Studio: Pixar Animation Studios

MPAA Rating: G

Director: Dan Scanlon

Review Rating: 7.5

A flashback to where icons Mike and Sully first met in College – and despised each other!

It’s fun and campy and exactly what you’d expect from Pixar, from a certain 30-something perspective. If you’re someone around my age, that is an 80’s child, you probably have at least an appreciation for the movie Revenge of the Nerds, it’s subsequent sequels, and other teenage-humor movies like it. And Monsters U takes it’s cue right from the Nerds perspective: college freshmen of very different styles in rival houses, their trials and tribulations through school, hell there’s even the equivalent of the Greek Carnival. Which also means Monsters U isn’t quite intended for children under a certain age, who wouldn’t understand the moving-toward-adult humor anyway, but still, be warned.

So Mike is this walking grape-eyeball with big ambitions, he seems to think studying all day every day will guarantee he’ll become the best Scarer around and be hired at Monsters Inc. Sully the big blue kitty, on the other hand is the big jock type, coasting on the fame of his father and in general doing not a damn thing to get ahead in school. Which of course results in disaster, and while Mike is trying to salvage his school reputation, the pair get thrown together in desperation, along with the other “Nerd” type of college guys.
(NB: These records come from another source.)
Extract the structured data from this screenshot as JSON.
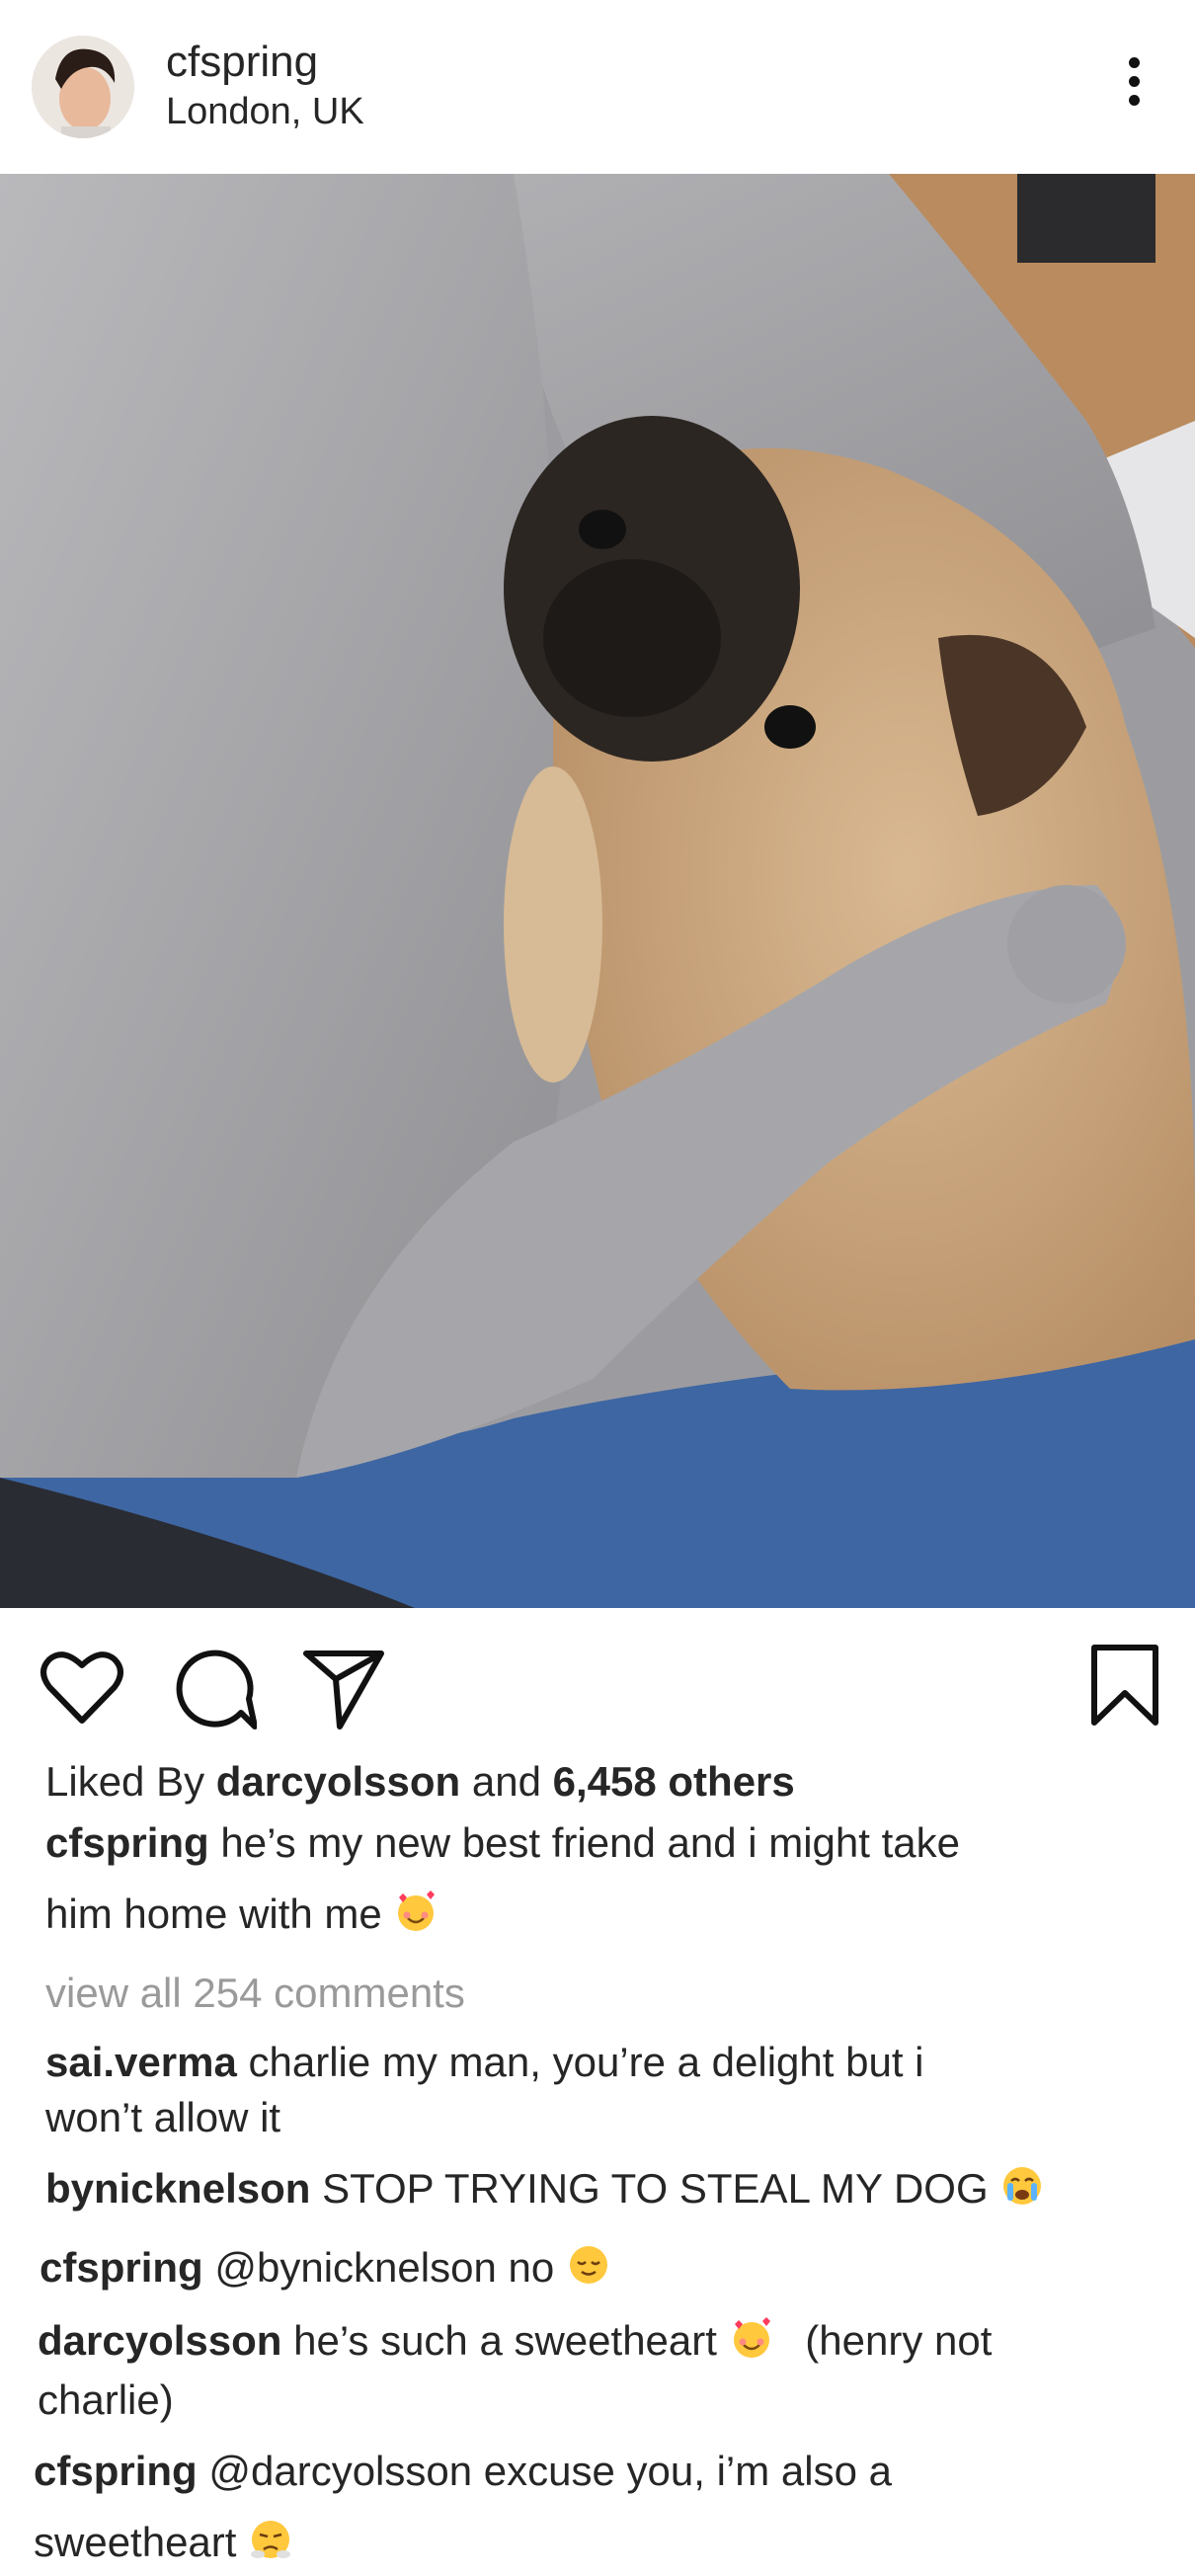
{
  "post": {
    "username": "cfspring",
    "location": "London, UK"
  },
  "likes": {
    "prefix": "Liked By",
    "liker": "darcyolsson",
    "and": "and",
    "others": "6,458 others"
  },
  "caption": {
    "author": "cfspring",
    "line1": "he’s my new best friend and i might take",
    "line2": "him home with me"
  },
  "view_all_comments": "view all 254 comments",
  "comments": [
    {
      "author": "sai.verma",
      "line1": "charlie my man, you’re a delight but i",
      "line2": "won’t allow it"
    },
    {
      "author": "bynicknelson",
      "line1": "STOP TRYING TO STEAL MY DOG"
    },
    {
      "author": "cfspring",
      "line1": "@bynicknelson no"
    },
    {
      "author": "darcyolsson",
      "line1": "he’s such a sweetheart",
      "line1_tail": "(henry not",
      "line2": "charlie)"
    },
    {
      "author": "cfspring",
      "line1": "@darcyolsson excuse you, i’m also a",
      "line2": "sweetheart"
    }
  ],
  "icons": [
    "heart-icon",
    "comment-icon",
    "share-icon",
    "bookmark-icon",
    "more-options-icon"
  ],
  "colors": {
    "text": "#262626",
    "muted": "#9a9a9a",
    "background": "#ffffff"
  }
}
Of course, the Nerds have to rely on their brains and wits in order to win against the jerkoff elitist jock types giving them a run for their money at the Greek fest that everything is riding on. Sound familiar?

But all this is done in the adorable Monster world Pixar established in Monsters Inc. and come on, it’s Mike and Sully as college guys! Randall’s even in there, and we can all guess what kind of weasel his character turns out to be. The film is lighthearted in most places, even when Mike and Sully are lamenting their lack of futures, and small on realistic consequences, until the end. Helen Mirren gives a voice to Dean Hardscrabble, of course, who turns out to have a considerably softer heart than her name implies. At least the fairytale ending Disney is known for didn’t quite come across in this offering, imparting an interesting reality twist to a world of make-believe monsters. Mike and Sully had to work, and work really hard, in order to get what they both knew they wanted; this is a good lesson to give across in a movie, regardless of what age the viewer is. I enjoyed it, but then I also enjoyed Monsters Inc., perhaps you will too. Have some popcorn and enjoy a monsterific version of going back to your own college nerd days!